Although Descartes set up the stage for a metaphysical explanation of existence, not everyone accepted his mind-body dualism. In 1949, Gilbert Ryle made the famous argument against dualistic philosophy in his work The Concept of Mind. He believed that there were two kinds of substance: physical and non-physical. Ryle dismissed the notion of an immaterial mental substance separate from a physical one as ‘the ghost in the machine’, the result of a categorical mistake.

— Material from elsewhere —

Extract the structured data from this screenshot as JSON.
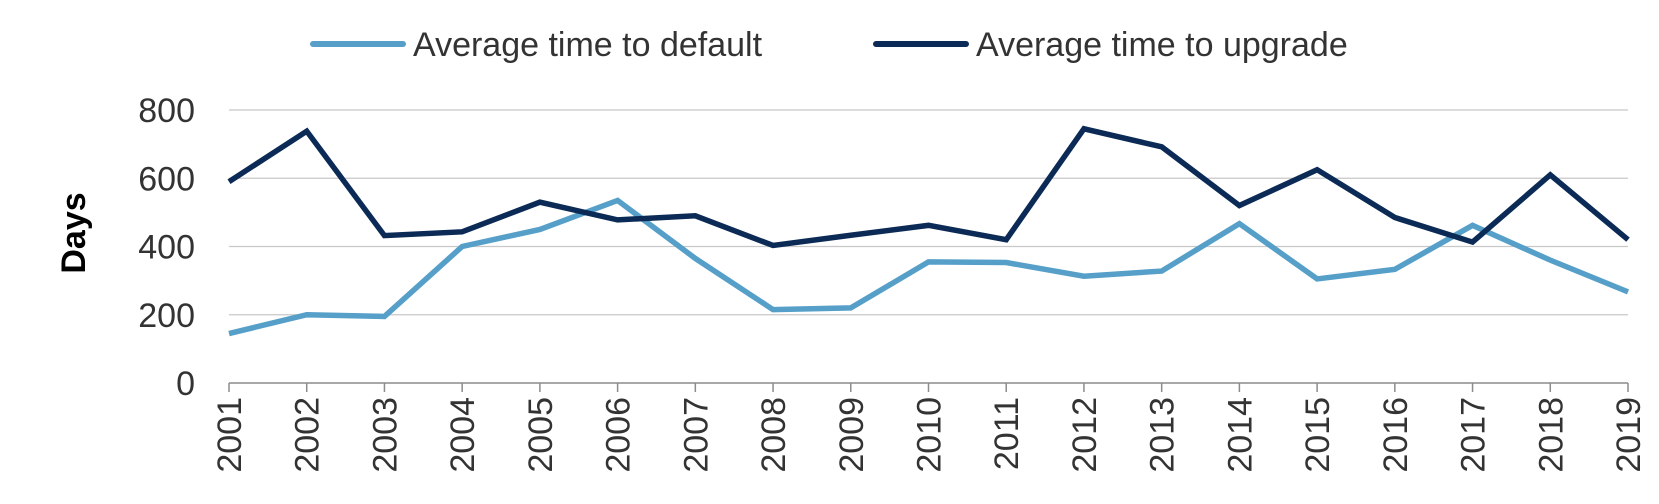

The physical substance cannot be thought of as something separate from us because we think with our brains. We think with our bodies, not with our minds. Our experience consists of our brain sending signals to our body which sends back signals to our brain. There is no reason to believe that these signals aren’t real—they’re what constitutes our consciousness. If you ask me whether I’m hungry, my answer will be a signal sent to my stomach. My stomach sends a signal to my brain telling it whether or not I am hungry—this is what constitutes my subjective experience of hunger. So even though I may say that I’m hungry, my statement isn’t true. Food does not really exist until after it reaches my mouth and enters my digestive tract and becomes digested. Therefore, it doesn’t matter if I believe that there is something called “hunger” out there in nature. It doesn’t exist. There are just thoughts and feelings inside my head.
He argued that considering this system, metal reality and physical reality must belong to the same category, refuting otherwise would be the same as considering the stomach and the idea of hunger as separate ghostly entities.